Ms. Tamara Lewis Johnson is the Chief of the Women’s Health Research Program for the Office for Disparities Research and Workforce Diversity. She is responsible for providing advice and guidance on matters relating to women’s health research and mental health.  Ms. Lewis Johnson brings 11 years of experience in health science management from the National Institute of Allergy and Infectious Diseases (NIAID) where she served as a Health Science Specialist in the Division of Extramural Activities’ Office of Extramural Research Policy Operations. Ms. Lewis Johnson supported the development of initiatives to promote investments in biomedical research that advance public health outcomes. She has produced reports that describe the importance of infectious and immune-mediated research initiatives to congressional staffers, scientific organizations, and constituency groups. Her expertise in systems engineering, implementation science and operations research have enabled her to advance translational research that can be used in low-income settings in the United States and abroad. Ms. Lewis Johnson has been instrumental in the development of scientific workgroups to advance public health outcomes through the support of discovery science to advance improved diagnostics, drug development, and vaccine research. She also served as the Senior Program Manager for Women’s Health for the Office of Special Populations and Research Training where she was responsible for managing research and training initiatives related to women’s health research in infectious diseases and immune-mediated illnesses.

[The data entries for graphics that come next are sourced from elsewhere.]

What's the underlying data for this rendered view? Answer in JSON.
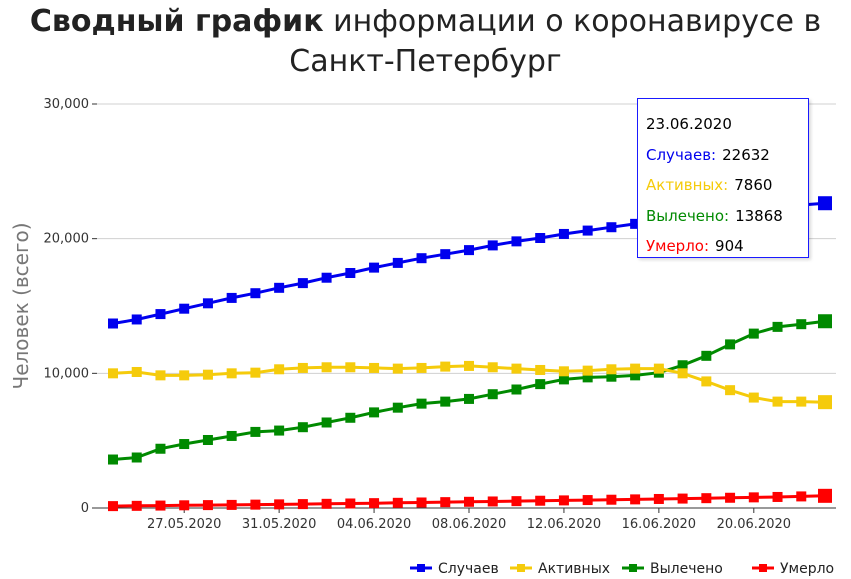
{
  "title": {
    "bold": "Сводный график",
    "rest": " информации о коронавирусе в",
    "line2": "Санкт-Петербург"
  },
  "colors": {
    "cases": "#0000ee",
    "active": "#f5cb0b",
    "recovered": "#008a00",
    "deaths": "#ff0000"
  },
  "tooltip": {
    "date": "23.06.2020",
    "rows": [
      {
        "label": "Случаев:",
        "value": "22632",
        "color": "#0000ee"
      },
      {
        "label": "Активных:",
        "value": "7860",
        "color": "#f5cb0b"
      },
      {
        "label": "Вылечено:",
        "value": "13868",
        "color": "#008a00"
      },
      {
        "label": "Умерло:",
        "value": "904",
        "color": "#ff0000"
      }
    ]
  },
  "chart_data": {
    "type": "line",
    "ylabel": "Человек (всего)",
    "ylim": [
      0,
      30000
    ],
    "yticks": [
      0,
      10000,
      20000,
      30000
    ],
    "ytick_labels": [
      "0",
      "10,000",
      "20,000",
      "30,000"
    ],
    "x": [
      "24.05.2020",
      "25.05.2020",
      "26.05.2020",
      "27.05.2020",
      "28.05.2020",
      "29.05.2020",
      "30.05.2020",
      "31.05.2020",
      "01.06.2020",
      "02.06.2020",
      "03.06.2020",
      "04.06.2020",
      "05.06.2020",
      "06.06.2020",
      "07.06.2020",
      "08.06.2020",
      "09.06.2020",
      "10.06.2020",
      "11.06.2020",
      "12.06.2020",
      "13.06.2020",
      "14.06.2020",
      "15.06.2020",
      "16.06.2020",
      "17.06.2020",
      "18.06.2020",
      "19.06.2020",
      "20.06.2020",
      "21.06.2020",
      "22.06.2020",
      "23.06.2020"
    ],
    "xtick_labels": [
      "27.05.2020",
      "31.05.2020",
      "04.06.2020",
      "08.06.2020",
      "12.06.2020",
      "16.06.2020",
      "20.06.2020"
    ],
    "legend_position": "bottom-right",
    "series": [
      {
        "name": "Случаев",
        "key": "cases",
        "values": [
          13700,
          14000,
          14400,
          14800,
          15200,
          15600,
          15950,
          16350,
          16700,
          17100,
          17450,
          17850,
          18200,
          18550,
          18850,
          19150,
          19500,
          19800,
          20050,
          20350,
          20600,
          20850,
          21100,
          21350,
          21600,
          21850,
          22050,
          22200,
          22350,
          22500,
          22632
        ]
      },
      {
        "name": "Активных",
        "key": "active",
        "values": [
          10000,
          10100,
          9850,
          9850,
          9900,
          10000,
          10050,
          10300,
          10400,
          10450,
          10450,
          10400,
          10350,
          10400,
          10500,
          10550,
          10450,
          10350,
          10250,
          10150,
          10200,
          10300,
          10350,
          10350,
          10000,
          9400,
          8750,
          8200,
          7900,
          7900,
          7860
        ]
      },
      {
        "name": "Вылечено",
        "key": "recovered",
        "values": [
          3600,
          3750,
          4400,
          4750,
          5050,
          5350,
          5650,
          5750,
          6000,
          6350,
          6700,
          7100,
          7450,
          7750,
          7900,
          8100,
          8450,
          8800,
          9200,
          9550,
          9700,
          9750,
          9850,
          10050,
          10600,
          11300,
          12150,
          12950,
          13450,
          13650,
          13868
        ]
      },
      {
        "name": "Умерло",
        "key": "deaths",
        "values": [
          140,
          160,
          180,
          200,
          215,
          230,
          250,
          270,
          290,
          310,
          335,
          360,
          385,
          410,
          435,
          460,
          485,
          510,
          540,
          565,
          590,
          615,
          640,
          670,
          700,
          730,
          760,
          790,
          820,
          860,
          904
        ]
      }
    ]
  }
}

Prior to her work at NIAID, Ms. Lewis Johnson worked at the Health Resources and Services Administration (HRSA) as the Women’s Health Team Lead and Acting Deputy Director of the Office of Women and Minority’s Health (OWMH), at HRSA’s Bureau of Primary Health Care (BPHC). Ms. Johnson holds two Master’s degrees, one in Business Administration and one in Public Health, with a concentration in Health Services Management, from the University of California, Berkeley, as well as a Bachelor’s degree in Industrial Engineering from Stanford University.